Sometimes my body wins, and I doze. I dream about lying next to Will in ways we never have before, feeling the heat of embarrassment mixed with nervous longing as I sleep; but other times my brain wins and I wake drowsily and ignore the pounding in my head to play with the fairy song of my mom’s chimes or to smile at Will and put my fingers on his cheek. He’s handsome to me, in his rough way. I’ve always thought he was handsome, since the day he transferred to the home and, later, to my school.

Being in the home gave him a ready-made group of people to hang out with. He spent that first day walking the halls with Charlie Harmon, who graduates this year and plans on going into the army, and Lexi Simon. She’s two years younger than Will but dropped out a couple of weeks ago when she found out she was pregnant.

He commented on the bruise on my forehead that day, an unfamiliar voice floating out of a group crowded around a couple of lockers, and I tripped over my own feet.

I suppose everyone else in town was used to seeing them. The dark marks I tried to cover with makeup. I figured I had been doing a really good job, because nobody said anything when I showed up with some new disfigurement.
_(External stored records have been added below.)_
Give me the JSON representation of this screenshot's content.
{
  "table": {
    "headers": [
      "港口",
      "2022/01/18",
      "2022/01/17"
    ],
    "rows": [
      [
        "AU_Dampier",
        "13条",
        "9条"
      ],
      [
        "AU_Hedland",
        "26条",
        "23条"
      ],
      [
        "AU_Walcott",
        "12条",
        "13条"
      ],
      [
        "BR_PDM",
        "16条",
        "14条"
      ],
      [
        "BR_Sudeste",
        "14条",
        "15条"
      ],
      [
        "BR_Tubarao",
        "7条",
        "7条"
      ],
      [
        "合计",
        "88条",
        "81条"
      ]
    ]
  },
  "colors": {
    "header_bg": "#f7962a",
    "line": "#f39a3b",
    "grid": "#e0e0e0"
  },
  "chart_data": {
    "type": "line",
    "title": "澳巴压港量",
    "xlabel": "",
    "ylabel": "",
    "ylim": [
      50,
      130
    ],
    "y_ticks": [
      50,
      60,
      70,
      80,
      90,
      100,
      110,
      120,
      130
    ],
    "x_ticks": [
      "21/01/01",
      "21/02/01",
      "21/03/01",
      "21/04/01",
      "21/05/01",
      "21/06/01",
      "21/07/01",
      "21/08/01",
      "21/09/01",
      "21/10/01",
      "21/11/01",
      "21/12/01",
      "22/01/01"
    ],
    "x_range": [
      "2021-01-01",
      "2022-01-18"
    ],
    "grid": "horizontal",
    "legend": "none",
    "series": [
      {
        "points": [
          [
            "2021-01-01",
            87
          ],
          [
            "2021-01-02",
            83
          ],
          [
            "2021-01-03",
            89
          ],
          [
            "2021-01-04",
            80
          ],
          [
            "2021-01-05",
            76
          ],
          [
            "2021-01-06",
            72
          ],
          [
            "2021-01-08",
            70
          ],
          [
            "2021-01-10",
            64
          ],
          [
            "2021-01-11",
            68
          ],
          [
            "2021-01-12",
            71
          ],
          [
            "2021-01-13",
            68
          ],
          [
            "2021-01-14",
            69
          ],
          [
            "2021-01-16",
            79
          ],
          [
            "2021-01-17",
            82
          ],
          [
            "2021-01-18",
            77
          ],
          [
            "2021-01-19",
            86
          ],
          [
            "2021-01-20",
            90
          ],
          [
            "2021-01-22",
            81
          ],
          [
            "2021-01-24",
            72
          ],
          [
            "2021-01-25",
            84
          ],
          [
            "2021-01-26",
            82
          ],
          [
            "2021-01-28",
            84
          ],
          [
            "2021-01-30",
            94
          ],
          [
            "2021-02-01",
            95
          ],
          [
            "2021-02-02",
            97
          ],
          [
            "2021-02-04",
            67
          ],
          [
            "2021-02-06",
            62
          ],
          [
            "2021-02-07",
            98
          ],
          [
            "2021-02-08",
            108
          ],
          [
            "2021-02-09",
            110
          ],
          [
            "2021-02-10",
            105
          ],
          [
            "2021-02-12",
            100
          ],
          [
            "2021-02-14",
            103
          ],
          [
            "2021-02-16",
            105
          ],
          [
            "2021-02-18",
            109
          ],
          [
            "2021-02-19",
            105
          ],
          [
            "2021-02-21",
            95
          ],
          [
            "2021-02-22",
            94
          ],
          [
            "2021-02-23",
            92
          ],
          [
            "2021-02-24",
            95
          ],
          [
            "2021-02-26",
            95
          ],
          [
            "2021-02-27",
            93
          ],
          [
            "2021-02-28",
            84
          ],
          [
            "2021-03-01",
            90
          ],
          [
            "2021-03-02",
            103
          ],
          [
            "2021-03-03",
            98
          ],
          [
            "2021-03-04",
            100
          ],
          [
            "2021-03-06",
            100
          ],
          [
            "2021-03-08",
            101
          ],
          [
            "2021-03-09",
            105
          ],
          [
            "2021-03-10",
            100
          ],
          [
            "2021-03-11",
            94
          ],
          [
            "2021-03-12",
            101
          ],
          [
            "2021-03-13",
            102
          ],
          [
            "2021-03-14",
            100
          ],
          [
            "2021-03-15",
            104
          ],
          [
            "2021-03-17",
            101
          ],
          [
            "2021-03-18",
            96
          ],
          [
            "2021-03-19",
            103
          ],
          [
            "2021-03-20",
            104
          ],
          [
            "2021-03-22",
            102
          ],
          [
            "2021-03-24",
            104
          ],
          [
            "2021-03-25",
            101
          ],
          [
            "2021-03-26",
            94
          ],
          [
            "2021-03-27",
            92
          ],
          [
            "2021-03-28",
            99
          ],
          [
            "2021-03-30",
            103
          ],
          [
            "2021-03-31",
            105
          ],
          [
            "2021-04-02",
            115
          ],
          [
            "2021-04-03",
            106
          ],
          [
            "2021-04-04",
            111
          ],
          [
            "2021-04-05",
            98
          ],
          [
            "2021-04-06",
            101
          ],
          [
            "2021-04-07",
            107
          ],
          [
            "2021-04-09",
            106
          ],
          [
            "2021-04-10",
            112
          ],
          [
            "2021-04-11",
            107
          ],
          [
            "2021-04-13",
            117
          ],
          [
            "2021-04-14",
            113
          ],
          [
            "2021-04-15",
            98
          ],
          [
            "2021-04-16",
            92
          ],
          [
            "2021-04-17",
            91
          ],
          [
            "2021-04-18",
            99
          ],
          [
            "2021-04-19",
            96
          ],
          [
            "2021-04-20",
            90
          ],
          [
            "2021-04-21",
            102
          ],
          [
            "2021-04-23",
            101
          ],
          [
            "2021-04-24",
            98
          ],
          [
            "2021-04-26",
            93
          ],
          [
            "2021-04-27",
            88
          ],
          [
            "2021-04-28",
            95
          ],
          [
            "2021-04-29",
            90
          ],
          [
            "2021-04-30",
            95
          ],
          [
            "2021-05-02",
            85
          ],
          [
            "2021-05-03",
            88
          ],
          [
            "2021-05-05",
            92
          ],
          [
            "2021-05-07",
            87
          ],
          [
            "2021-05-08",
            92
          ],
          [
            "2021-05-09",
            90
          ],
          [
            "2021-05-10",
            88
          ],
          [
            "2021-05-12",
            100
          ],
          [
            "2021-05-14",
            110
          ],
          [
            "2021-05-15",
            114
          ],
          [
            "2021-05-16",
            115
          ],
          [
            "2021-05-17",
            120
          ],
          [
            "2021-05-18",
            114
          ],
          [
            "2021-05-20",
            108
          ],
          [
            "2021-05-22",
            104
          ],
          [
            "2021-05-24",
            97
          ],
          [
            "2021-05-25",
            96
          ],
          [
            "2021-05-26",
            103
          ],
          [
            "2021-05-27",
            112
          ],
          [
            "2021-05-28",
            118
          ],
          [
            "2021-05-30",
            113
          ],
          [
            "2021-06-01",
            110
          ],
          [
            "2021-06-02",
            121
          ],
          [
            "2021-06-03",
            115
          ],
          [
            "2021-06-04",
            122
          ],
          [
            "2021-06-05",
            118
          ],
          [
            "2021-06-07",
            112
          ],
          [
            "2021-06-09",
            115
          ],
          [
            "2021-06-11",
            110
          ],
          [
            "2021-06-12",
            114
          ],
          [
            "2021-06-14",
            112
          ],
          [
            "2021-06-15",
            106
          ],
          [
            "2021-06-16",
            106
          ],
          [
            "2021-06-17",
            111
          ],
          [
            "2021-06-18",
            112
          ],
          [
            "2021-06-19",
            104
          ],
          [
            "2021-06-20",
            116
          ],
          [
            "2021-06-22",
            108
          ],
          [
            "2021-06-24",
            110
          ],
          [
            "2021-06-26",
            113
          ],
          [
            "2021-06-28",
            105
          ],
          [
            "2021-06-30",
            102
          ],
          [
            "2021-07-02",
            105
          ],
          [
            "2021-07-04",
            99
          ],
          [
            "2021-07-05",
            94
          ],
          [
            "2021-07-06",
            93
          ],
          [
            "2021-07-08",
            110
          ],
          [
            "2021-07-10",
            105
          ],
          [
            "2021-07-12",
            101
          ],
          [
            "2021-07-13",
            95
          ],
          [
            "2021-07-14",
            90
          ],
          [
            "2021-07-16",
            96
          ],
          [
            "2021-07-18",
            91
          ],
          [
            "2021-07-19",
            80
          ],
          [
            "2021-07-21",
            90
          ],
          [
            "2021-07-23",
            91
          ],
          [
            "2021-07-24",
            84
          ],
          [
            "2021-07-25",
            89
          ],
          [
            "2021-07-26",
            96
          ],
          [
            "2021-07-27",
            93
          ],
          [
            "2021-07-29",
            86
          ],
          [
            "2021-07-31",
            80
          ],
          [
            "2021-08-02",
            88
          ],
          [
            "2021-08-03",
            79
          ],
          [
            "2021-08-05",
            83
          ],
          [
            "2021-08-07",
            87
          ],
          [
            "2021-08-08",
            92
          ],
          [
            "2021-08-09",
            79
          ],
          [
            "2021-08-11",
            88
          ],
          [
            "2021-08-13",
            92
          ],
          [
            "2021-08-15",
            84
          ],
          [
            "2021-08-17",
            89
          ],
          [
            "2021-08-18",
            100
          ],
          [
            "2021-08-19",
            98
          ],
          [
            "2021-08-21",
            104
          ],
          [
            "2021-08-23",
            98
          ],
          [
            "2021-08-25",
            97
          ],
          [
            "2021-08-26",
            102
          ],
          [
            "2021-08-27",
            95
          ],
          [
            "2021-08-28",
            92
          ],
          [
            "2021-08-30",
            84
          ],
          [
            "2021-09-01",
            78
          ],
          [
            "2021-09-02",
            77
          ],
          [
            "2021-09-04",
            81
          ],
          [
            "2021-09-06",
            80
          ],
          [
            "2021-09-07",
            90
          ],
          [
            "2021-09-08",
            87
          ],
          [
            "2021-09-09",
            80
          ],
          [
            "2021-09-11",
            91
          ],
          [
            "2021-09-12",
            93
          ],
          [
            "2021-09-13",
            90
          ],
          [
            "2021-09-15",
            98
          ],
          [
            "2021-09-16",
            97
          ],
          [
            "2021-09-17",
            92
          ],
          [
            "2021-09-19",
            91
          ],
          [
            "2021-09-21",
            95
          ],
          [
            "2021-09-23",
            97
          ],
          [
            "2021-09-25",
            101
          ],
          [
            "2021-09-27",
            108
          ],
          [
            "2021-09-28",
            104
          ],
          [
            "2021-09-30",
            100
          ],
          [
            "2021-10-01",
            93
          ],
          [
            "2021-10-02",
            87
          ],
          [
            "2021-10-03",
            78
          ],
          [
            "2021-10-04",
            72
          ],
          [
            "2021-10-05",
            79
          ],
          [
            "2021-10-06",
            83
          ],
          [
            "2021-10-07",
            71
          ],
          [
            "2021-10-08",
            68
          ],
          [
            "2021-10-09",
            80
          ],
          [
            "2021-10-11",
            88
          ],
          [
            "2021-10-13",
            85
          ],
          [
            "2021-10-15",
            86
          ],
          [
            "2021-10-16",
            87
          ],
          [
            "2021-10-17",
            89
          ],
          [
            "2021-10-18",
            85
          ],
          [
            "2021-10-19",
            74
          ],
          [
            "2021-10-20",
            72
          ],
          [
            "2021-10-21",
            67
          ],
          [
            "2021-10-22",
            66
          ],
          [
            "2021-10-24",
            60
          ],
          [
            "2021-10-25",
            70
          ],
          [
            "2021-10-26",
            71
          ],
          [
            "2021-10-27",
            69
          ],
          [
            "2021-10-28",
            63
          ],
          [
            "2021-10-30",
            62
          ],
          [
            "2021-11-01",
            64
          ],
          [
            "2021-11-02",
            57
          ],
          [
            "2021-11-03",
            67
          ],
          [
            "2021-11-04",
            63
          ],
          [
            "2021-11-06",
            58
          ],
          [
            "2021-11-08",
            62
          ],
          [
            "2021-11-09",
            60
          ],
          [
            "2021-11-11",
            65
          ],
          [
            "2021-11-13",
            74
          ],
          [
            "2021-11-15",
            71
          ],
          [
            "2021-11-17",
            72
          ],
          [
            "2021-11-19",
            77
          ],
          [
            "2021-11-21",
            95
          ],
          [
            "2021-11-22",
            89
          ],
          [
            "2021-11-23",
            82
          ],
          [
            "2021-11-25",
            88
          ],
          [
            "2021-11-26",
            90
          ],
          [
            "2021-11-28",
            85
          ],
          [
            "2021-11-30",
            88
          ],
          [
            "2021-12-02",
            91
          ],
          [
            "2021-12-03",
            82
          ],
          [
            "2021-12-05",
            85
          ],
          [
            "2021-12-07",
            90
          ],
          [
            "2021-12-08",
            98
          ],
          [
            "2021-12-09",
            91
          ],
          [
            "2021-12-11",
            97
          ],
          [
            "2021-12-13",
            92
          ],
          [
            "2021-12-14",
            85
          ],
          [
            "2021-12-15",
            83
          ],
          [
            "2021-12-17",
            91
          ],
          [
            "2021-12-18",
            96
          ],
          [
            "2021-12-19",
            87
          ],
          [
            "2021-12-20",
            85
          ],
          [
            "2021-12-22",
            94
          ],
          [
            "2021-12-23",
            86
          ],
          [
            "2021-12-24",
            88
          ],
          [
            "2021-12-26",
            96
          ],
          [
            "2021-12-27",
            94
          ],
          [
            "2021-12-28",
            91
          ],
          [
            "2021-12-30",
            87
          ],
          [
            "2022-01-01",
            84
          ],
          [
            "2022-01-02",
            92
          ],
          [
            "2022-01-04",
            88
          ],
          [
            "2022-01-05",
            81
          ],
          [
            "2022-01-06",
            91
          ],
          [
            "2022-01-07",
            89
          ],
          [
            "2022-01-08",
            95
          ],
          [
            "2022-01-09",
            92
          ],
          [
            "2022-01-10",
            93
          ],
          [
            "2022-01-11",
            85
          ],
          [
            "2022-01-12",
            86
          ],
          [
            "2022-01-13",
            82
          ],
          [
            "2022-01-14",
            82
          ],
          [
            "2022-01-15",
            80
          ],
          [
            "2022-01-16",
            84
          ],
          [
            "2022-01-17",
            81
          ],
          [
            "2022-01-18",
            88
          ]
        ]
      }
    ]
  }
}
But then this guy I’d never met before walks up and talks to me and he makes me doubt everything I thought I believed.

I guess it was just a case of the old stain on a hidden part of the wallpaper. When you see something often enough, it becomes invisible.

But it’s okay now, because Will saw. He came to visit me after that. At home—but only one time, because my dad told him to get lost—during lunch, after school. Sometimes he snuck me away in the middle of the night under a secret-keeping moon.

In a handful of weeks he’s become my new belief.

This night is the black kind of dark when there is no moon and it’s hard to see the houses we pass only every ten minutes or so. But I can see the stars if I lean forward and look out the top of the windshield. The stars don’t seem to move, even though we’re flying down the highway. There are always lots of stars in this part of North Dakota. They crowd in sympathetically, as though they can’t bear for any place to be completely deserted. As if aloneness scares them, too.